SketsaNusantara.id - Ahmad Yani adalah salah satu Pahlawan Revolusi Indonesia yang gugur dalam peristiwa G30S pada 1965.
Mungkin sebagian masyarakat Indonesia telah mengetahui tentang sosok Jenderal TNI Angkatan Darat satu ini.
Ahmad Yani masuk ke dunia militer pada akhir penjajahan Belanda, di masanya, ia memiliki peran yang sangat penting.
Perannya tak terbatas di medan perang, tetapi juga pernah menjadi delegasi dalam perundingan bersama Belanda, lantaran kecakapannya di bidang diplomasi yang baik.
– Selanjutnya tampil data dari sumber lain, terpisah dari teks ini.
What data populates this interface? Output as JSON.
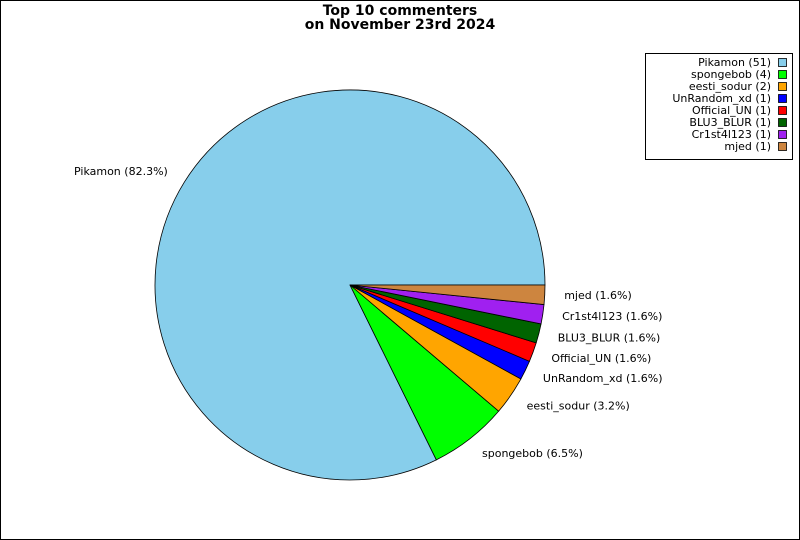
{
  "chart_data": {
    "type": "pie",
    "title": [
      "Top 10 commenters",
      "on November 23rd 2024"
    ],
    "categories": [
      "Pikamon",
      "spongebob",
      "eesti_sodur",
      "UnRandom_xd",
      "Official_UN",
      "BLU3_BLUR",
      "Cr1st4l123",
      "mjed"
    ],
    "values": [
      82.3,
      6.5,
      3.2,
      1.6,
      1.6,
      1.6,
      1.6,
      1.6
    ],
    "value_labels": [
      "Pikamon (82.3%)",
      "spongebob (6.5%)",
      "eesti_sodur (3.2%)",
      "UnRandom_xd (1.6%)",
      "Official_UN (1.6%)",
      "BLU3_BLUR (1.6%)",
      "Cr1st4l123 (1.6%)",
      "mjed (1.6%)"
    ],
    "legend": [
      "Pikamon (51)",
      "spongebob (4)",
      "eesti_sodur (2)",
      "UnRandom_xd (1)",
      "Official_UN (1)",
      "BLU3_BLUR (1)",
      "Cr1st4l123 (1)",
      "mjed (1)"
    ],
    "colors": [
      "#87ceeb",
      "#00ff00",
      "#ffa500",
      "#0000ff",
      "#ff0000",
      "#006400",
      "#a020f0",
      "#cd853f"
    ],
    "legend_position": "upper right"
  }
}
Sayangnya, Jenderal kebanggaan Bung Karno tersebut harus meninggal dunia dengan cukup tragis, beliau ditembak bersama sejumlah perwira hingga jenderal TNI AD lainnya saat Peristiwa G30S.
Ingin mengenal lebih lanjut tentang Jenderal Ahmad Yani? Berikut ini adalah profil Ahmad Yani, pahlawan revolusi kesayangan Ir.Soekarno.
Dilansir dari Kemdikbud.go.id, Ahmad Yani lahir di Purworejo, Jawa Tengah, pada 19 Juni 1922 dan merupakan putra dari Sarjo Bin Suharyo dan Surtini.
Ahmad Yani kecil menempuh pendidikan di HIS Magelang. Tahun 1935, Ahmad Yani menamatkan HIS dan melanjutkan ke MULO.
Pada 1938, Ahmad Yani berangkat ke Jakarta untuk sambung belajar ke Algemene Middelbare School (AMS) B.
Hanya 2 tahun pendidikan di AMS, Ahmad Yani di tahun 1940 mengikuti pendidikan wajib militer sebagai tentara Hindia Belanda.